I appreciate that in view of the example to which he referred, the Deputy wants to press this amendment to ensure the greater disclosure of loans and other similar types of transactions to persons connected with directors of licensed banks that fall within the scope of section 31 of the Companies Act 1990. I am also very conscious of the need to respect how ordinary business is conducted in the everyday world.
In this regard, given that the making of loans is part and parcel of the ordinary business of banking, I would be reluctant to require in company law disclosure through the accounts of companies that are licensed banks, particulars of individual loans to such parties. I believe the body best placed to make a judgment as to what would be appropriate best practice and most appropriate disclosure requirements is the Financial Regulator. It already has a power to insist on disclosure of the type of loans to which the Deputy referred if it deems that necessary. I am satisfied this is a call that should be left to the regulator.
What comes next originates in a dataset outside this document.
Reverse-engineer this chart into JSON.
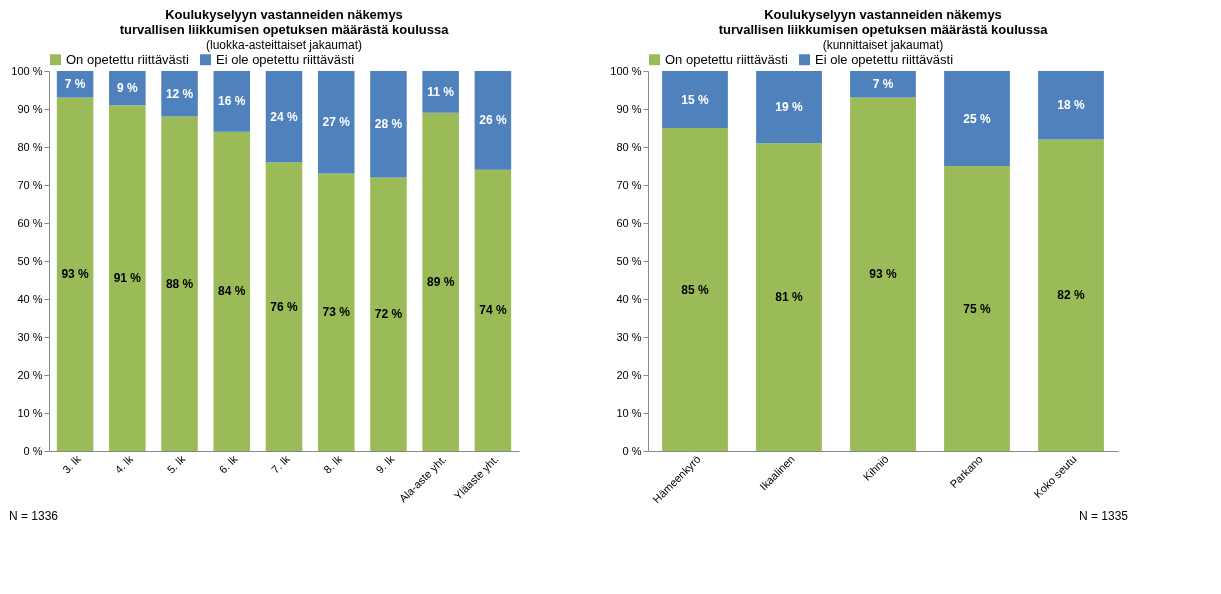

That said, I would like to explain that the principal reason the special provisions applying to companies which are licensed banks were included in the first instance in the Companies Act 1990 was the necessity at the time of introduction of these provisions, which were essentially introducing restrictions, to also include what were considered at the time to be appropriate reliefs. Since the enactment of those provisions in the Companies Act 1990, there have been significant regulatory developments including, in particular, the establishment of the Financial Regulator through the Central Bank and Financial Services Authority of Ireland Acts 2003 and 2004, the remit of which is to focus specifically on the supervision and regulation of financial entities. The grounding legislation enables the Financial Regulator to attach conditions to licences. I understand the Financial Regulator is considering the imposition of requirements with regard to disclosure of relevant details of loans provided for persons connected with directors of licensed banks.
In addition, there have been significant developments with regard to the regulatory framework relating to the preparation of annual accounts of financial entities such that they are now dedicated requirements with a basis in EU directives specifically for these financial entities. These regulations relating to accounting matters of financial entities are made by the Minister for Finance. It would be my intention to have the specific requirements relating to licensed banks contained in Part 3 of the Companies Act 1990 migrated to the relevant Finance Acts and regulations at the earliest possible opportunity.
I accept that in the meantime the provisions cannot simply be repealed. Accordingly, they must be maintained in the Companies Act, but in a manner that addresses the shortcomings that were identified earlier this year. That is the purpose of the amendments to sections 41 and 43 of the Companies Act 1990 contained in section 8 of the Bill before us. I would like to emphasise two particular points relating to these amendments in so far as they apply to persons connected with directors of licensed banks which are companies. The first point is that the aggregate amounts to be disclosed will now include the aggregate maximum amount outstanding during the relevant reporting period, as well as the number of persons for whom relevant transactions were made. Section 8(2) of this Bill will now insert new subsections in the Companies Act 1990 to accommodate this.
The second point is that section 44 of the Companies Act 1990, as amended by section 9 of the Bill before us, will require disclosure on an individual basis in respect of loans to connected persons of directors of licensed banks which are made on "favourable terms". This disclosure will be made through the statement which is required to be prepared under section 43(3) and must be made available 15 days prior to, and also at, the AGM of the licensed bank in question.
All these provisions are without prejudice to any more detailed or stringent requirements the Financial Regulator might impose. For those reasons, I regret I cannot accept the amendment. I understand the Deputy's concerns, but the evolvement of the review should reassure him. Equally, as demonstrated by section 44 of the Companies Act 1990, there is a requirement to disclose where there are favourable terms.